Den Abschluss bildete NATALIA PFAUs (Stuttgart) Vortrag über Johann Georg Gmelin. Am Schicksal des Tübingers zeigte sie auf, an welche Grenzen das Migrationsphänomen von gezielter Anwerbung qualifizierten Personals stoßen kann. Die 1724 gegründete Petersburger Akademie der Wissenschaften sollte ein Modernisierungsmotor sein, doch es fehlte an geeigneten Köpfen. So wurden Forscher aus dem Ausland, insbesondere auch Deutsche, angeworben, darunter etwa Leonard Euler, aber auch Gmelin. Letzterer nahm an der Großen Nordischen Expedition zur Erforschung Sibiriens teil. Der Zar, dem die Akademie direkt unterstellt war, wollte die Erkenntnisse der Expedition eifersüchtig zurückhalten, statt sie der wissenschaftlichen Debatte zur Verfügung zu stellen. Dies führte zu Streitigkeiten um Publikationsrechte und -möglichkeiten der Erkenntnisse. Zugleich waren die zugezogenen Forscher, wiederum insbesondere die Deutschen, aus innenpolitischen Gründen für Russland schwierig zu halten. Gleichwohl belegt gerade die Sibirienexpedition, wie fruchtbar die Arbeit der angeworbenen Wissenschaftler sein konnte.

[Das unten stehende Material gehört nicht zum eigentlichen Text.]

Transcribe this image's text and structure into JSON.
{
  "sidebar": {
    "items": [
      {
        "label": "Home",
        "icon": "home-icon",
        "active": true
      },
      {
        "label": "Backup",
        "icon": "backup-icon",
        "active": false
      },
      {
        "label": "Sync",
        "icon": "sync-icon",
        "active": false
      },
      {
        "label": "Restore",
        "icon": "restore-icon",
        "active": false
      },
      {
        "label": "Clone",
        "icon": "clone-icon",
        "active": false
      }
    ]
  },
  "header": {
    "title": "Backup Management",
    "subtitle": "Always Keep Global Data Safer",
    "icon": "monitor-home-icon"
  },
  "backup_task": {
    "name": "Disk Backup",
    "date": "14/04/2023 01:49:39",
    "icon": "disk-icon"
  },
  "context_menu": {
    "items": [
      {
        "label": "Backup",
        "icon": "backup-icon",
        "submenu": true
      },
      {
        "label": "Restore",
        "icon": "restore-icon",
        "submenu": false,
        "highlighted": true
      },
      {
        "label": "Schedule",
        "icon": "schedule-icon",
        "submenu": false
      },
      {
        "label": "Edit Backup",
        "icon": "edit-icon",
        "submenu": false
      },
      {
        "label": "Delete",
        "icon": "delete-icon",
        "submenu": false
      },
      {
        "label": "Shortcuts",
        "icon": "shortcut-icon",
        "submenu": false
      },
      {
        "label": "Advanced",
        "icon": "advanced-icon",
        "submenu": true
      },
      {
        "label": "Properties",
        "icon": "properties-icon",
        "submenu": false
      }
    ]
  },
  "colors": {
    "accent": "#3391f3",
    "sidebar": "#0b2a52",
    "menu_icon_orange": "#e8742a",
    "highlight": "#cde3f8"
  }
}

Vor dem Auditorium entfaltete sich ein buntes, transepochales Tableau an Untersuchungsgegenständen und Ergebnissen. Dennoch ergaben sich mehrere Schwerpunkte. Iris von Bredow und Michael Pandey verband der altertumswissenschaftliche, Sabine Holtz und Natalia Pfau der landesgeschichtliche Ansatz. Thomas Schuetz und Iris von Bredow nahmen Technologietransfer in den Fokus. Insbesondere aber maßen, obwohl dies nur Sabine Holtz ausdrücklich im Vortragstitel ankündigte, alle Referenten den Trägern des Wissenstransfers das größte Gewicht bei. Ein Ergebnis teilten zudem alle Vorträge: Bei aller Verschiedenheit der Epochen und Phänomene entstand im Spannungsfeld von Bewahrung der eigenen Tradition und Kennenlernen bzw. Übernahme des Fremden stets Neues, das letztlich alle Beteiligten bereicherte.
Konferenzübersicht:
Iris von Bredow (Stuttgart), Technologietransfer von Ägypten ins archaische Griechenland
Michael Pandey (Stuttgart), Jüdische Tradition in griechischem Gewand. Die Tragödie „Exagoge“ des Ezeckiel
Sabine Holtz (Stuttgart), Württemberg in Palästina. Akteure des Wissenstransfers
Thomas Schuetz (Stuttgart), Baumeister und Muhandis. Technologietransfer zwischen Orient und Okzident am Beispiel der Bautechnik
Natalia Pfau (Stuttgart), Johann Georg Gmelin. Ein Württemberger an der Akademie der Wissenschaften in St. Petersburg
Anmerkung:
1 Grundlegend Michael Werner / Bénédicte Zimmermann, Vergleich, Transfer, Verflechtung. Der Ansatz der Histoire croisée und die Herausforderung des Transnationalen, in: Geschichte und Gesellschaft 28 (2002), 607-636; Michael Werner / Bénédicte Zimmermann, Beyond Comparison. Histoire Croisée and the Challenge of Reflexivity, in: History and Theory 45 (2006), 30-50.